Esa noche me fui a la cama pronto, aunque
sabía que iba a costarme mucho conciliar el sueño. Todos estábamos nerviosos en
casa, menos papá, que estaba acostumbrado a aquello de viajar. Para él el mundo
empezaba y terminaba en nuestra casa, a la que regresaba después de cada viaje
para convertir en literatura sus experiencias. Recuerdo que de pequeño temía
que no volviese, que se quedase por ahí enredado en algún río o alguna montaña.
Mientras me arropaba, papá me explicó que cuando uno llega a viejo, no se
recuerdan los días, sino los momentos. Y que dentro de esos momentos, los
vividos en la infancia tenían un cariz especial. “Todas las personas mayores”,
decía, “tienen imágenes de su infancia que siempre les acompañan, y por ello
esas imágenes deben ser lo más felices posibles”. Quizás era eso lo que él
también pretendía con aquel viaje: llenar mi cabeza de futuros recuerdos.
6
Partimos
de MÁLAGA la mañana del 21 de noviembre de 2009. En la estación nos esperaban
los abuelos. Los abuelos eran en esta ocasión los padres de mi padre. Papá les
dio un fuerte abrazo, y a punto estuvo la abuela de ponerse a llorar. Pedro se
pegó a papá, puso esa vocecilla infantil que tan tierno le ponía, y le recordó
las últimas instrucciones sobre su carta: quería que le añadiese algunas
cosillas. Mi padre lo cogió en brazos y lo estrujó, llenándole la cara de
besos.
Antes de pasar el control de seguridad de acceso
a la estación, y mientras la abuela nos repetía unas cuantas veces que
tuviésemos cuidado, papá besó a mamá en la boca y volvió a estrecharla entre
sus brazos. Pedro quería acompañarnos hasta el andén, pero el guarda le dijo
que no estaba permitido pasar sin billete. Papá se quejó de que las estaciones
de tren se pareciesen cada vez más a los aeropuertos. Mamá se cameló a Pedro
diciéndole que nos despidiera desde el ventanal de la estación, la cristalera
que la separaba de una de las galerías comerciales, y allá que se fueron
mientras nosotros colocábamos el equipaje en la cinta transportadora y
pasábamos por el arco de seguridad. La maleta, la mochila en la que papá había
metido nuestros chaquetones y los pantalones de esquí, y mi mochilita
atravesaron renqueantes el túnel del escáner, y, durante unos segundos,
apareció en la pantalla del monitor una radiografía de todas nuestras
pertenencias.
Cuando
volvimos a ver a Pedro, corría y brincaba diciéndonos adiós con las dos manos.

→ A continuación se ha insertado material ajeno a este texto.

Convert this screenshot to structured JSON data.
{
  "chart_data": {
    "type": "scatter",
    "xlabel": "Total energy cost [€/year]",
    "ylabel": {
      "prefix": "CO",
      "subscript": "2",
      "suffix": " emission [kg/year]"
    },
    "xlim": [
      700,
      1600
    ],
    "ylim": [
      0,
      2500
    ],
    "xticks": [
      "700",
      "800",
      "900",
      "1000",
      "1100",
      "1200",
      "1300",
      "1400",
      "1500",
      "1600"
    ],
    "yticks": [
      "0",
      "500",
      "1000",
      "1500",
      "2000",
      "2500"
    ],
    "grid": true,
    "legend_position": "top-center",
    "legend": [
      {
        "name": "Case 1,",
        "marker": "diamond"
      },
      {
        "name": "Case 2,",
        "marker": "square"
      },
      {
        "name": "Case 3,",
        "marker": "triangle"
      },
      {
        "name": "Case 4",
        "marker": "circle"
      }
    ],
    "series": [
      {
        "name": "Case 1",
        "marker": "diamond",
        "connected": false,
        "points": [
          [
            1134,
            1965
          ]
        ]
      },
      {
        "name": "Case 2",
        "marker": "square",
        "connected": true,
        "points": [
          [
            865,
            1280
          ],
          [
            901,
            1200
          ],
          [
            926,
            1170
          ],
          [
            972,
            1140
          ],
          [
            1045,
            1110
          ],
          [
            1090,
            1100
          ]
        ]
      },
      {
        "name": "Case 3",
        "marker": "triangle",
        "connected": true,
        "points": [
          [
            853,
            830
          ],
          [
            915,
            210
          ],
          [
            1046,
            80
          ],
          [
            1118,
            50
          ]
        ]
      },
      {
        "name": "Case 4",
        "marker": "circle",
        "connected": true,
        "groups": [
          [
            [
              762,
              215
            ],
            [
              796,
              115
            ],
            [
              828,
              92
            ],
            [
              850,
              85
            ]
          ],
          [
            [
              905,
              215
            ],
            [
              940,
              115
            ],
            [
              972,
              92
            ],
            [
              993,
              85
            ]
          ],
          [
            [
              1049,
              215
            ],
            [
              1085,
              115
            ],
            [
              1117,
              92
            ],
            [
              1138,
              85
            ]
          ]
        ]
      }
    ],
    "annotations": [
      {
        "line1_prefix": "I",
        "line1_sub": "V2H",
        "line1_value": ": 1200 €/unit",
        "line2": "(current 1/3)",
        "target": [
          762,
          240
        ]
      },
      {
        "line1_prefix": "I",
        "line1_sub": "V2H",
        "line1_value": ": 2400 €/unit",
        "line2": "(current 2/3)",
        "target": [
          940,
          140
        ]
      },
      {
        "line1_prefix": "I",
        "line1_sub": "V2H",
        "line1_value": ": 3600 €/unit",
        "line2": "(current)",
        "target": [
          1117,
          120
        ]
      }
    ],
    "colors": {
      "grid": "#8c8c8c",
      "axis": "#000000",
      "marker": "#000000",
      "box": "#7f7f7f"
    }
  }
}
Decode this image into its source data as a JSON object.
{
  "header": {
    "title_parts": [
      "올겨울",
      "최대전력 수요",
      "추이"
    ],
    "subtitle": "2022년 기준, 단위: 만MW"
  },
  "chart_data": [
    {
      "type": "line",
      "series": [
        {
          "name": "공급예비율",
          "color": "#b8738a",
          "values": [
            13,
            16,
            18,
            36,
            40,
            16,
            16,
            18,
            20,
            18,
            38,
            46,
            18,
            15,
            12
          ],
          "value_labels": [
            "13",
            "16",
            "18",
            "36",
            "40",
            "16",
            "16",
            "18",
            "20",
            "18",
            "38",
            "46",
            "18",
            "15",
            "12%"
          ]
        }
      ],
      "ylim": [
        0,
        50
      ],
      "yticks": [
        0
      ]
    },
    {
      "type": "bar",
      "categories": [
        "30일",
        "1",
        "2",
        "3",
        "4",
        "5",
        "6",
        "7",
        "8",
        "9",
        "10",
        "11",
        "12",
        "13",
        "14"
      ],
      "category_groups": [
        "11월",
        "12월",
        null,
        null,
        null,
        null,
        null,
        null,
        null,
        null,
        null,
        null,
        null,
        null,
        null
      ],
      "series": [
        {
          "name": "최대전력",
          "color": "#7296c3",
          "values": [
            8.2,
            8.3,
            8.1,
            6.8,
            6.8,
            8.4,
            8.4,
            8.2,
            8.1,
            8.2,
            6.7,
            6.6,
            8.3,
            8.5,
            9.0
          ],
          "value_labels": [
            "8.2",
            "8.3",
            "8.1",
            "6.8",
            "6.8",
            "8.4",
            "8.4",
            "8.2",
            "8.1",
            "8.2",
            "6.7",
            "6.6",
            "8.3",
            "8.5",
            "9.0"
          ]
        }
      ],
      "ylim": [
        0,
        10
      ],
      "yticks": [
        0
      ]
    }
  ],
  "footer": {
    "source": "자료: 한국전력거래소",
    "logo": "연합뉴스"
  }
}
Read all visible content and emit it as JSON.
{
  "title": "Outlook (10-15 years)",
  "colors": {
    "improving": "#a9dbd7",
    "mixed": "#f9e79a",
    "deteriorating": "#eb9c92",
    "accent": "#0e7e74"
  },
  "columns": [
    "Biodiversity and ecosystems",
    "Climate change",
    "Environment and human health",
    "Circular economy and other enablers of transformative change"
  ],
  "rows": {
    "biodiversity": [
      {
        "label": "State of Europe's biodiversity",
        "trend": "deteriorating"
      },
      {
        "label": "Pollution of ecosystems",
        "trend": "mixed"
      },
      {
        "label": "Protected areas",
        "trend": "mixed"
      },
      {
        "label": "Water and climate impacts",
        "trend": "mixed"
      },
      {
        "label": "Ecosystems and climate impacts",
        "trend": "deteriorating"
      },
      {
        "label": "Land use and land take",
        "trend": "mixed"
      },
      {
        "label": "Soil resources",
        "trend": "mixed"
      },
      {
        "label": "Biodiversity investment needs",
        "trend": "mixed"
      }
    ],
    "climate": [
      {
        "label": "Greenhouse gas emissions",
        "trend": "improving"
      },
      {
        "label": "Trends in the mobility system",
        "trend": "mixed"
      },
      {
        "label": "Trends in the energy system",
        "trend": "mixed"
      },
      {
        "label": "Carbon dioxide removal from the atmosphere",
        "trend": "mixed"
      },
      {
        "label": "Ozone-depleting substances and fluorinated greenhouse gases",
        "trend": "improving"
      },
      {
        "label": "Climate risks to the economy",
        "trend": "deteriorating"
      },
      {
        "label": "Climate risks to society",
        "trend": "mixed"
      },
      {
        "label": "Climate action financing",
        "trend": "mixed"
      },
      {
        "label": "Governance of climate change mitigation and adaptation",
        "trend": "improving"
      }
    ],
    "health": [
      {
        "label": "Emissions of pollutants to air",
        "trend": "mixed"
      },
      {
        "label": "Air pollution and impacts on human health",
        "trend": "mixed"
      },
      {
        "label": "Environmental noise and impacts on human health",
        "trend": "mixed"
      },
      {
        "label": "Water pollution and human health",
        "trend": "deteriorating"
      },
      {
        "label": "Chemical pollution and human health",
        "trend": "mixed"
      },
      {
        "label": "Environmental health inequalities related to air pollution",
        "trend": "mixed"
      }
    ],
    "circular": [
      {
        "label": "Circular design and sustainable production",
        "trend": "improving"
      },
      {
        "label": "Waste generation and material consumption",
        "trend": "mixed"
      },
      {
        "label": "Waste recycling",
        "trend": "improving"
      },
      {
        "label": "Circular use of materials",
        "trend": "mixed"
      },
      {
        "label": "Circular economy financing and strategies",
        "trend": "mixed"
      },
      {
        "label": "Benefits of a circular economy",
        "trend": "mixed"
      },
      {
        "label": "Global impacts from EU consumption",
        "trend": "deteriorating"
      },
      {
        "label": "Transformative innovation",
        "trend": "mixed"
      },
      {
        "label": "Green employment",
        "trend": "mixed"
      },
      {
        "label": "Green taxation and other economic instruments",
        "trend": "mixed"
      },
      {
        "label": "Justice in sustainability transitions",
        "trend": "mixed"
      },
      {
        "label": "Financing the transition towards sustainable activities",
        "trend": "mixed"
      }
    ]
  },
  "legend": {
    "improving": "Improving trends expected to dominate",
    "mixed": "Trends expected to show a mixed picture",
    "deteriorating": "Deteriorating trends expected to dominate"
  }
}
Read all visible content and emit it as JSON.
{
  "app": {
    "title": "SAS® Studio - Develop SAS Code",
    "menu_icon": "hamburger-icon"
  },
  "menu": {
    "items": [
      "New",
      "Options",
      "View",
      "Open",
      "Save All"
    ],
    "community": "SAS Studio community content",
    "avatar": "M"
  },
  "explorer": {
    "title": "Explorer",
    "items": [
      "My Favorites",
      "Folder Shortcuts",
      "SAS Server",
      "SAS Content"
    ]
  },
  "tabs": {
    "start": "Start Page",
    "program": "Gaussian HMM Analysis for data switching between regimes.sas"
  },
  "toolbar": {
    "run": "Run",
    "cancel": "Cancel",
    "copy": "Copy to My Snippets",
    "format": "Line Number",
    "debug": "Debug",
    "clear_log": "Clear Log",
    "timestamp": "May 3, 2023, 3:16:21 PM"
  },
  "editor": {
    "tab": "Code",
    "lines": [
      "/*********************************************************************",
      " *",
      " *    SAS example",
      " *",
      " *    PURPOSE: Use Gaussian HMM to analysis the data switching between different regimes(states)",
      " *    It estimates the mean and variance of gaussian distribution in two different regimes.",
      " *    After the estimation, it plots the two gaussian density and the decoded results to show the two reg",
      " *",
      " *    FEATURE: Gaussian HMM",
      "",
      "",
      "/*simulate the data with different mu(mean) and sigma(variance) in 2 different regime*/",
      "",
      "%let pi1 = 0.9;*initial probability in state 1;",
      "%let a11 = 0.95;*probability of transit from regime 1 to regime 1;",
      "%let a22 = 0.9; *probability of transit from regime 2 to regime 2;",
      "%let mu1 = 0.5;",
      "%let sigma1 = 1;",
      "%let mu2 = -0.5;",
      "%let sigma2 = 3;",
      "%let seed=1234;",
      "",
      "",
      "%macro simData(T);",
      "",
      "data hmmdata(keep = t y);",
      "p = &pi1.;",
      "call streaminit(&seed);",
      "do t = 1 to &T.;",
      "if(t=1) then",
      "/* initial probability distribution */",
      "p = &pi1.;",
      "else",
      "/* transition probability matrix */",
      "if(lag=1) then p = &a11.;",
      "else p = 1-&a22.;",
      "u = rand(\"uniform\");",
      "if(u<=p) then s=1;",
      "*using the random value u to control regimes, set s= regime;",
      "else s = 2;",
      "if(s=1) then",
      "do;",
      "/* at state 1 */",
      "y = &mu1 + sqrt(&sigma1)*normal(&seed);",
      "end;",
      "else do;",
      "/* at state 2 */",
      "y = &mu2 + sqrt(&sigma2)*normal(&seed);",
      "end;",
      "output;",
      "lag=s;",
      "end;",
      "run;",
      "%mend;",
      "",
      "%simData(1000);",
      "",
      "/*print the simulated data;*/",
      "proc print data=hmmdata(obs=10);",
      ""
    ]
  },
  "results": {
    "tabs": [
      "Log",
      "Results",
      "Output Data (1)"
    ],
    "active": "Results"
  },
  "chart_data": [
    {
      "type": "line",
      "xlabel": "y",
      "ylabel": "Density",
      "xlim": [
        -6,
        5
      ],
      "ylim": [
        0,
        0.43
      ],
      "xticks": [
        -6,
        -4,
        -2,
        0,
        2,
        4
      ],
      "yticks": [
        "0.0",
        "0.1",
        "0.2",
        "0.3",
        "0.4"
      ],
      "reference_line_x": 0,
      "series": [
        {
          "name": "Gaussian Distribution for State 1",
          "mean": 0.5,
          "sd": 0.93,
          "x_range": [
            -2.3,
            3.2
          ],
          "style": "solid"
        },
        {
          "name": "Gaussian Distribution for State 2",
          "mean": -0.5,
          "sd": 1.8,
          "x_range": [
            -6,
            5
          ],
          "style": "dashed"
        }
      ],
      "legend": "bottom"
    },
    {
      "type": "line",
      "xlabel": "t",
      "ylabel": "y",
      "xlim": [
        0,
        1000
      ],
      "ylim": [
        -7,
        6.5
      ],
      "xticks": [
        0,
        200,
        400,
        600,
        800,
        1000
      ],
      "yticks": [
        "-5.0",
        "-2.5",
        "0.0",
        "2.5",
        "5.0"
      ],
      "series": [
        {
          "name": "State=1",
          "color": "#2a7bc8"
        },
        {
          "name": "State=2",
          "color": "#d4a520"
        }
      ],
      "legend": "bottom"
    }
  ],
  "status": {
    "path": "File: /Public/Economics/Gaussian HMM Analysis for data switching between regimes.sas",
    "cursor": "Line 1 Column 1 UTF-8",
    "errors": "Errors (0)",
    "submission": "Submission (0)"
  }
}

Todos habíamos pensado en una despedida a lo grande, con medio cuerpo fuera de
la ventanilla mientras agitábamos un pañuelo, pero nuestro vagón estaba al
fondo, muy lejos de donde terminaba el ventanal, así que tuvimos que
conformarnos con saludarles con la mano desde el hall antes de arrastrar
nuestra maleta. Mamá llegó corriendo hasta la altura de Pedro, y nos sonrió
nerviosa. Nos detuvimos unos instantes. Papá les tiró unos besos, y ellos nos
los devolvieron desde detrás del cristal. Agitamos una vez más nuestras manos;
y allí quedaron, apoyados el uno en el otro, mirando cómo nos alejábamos.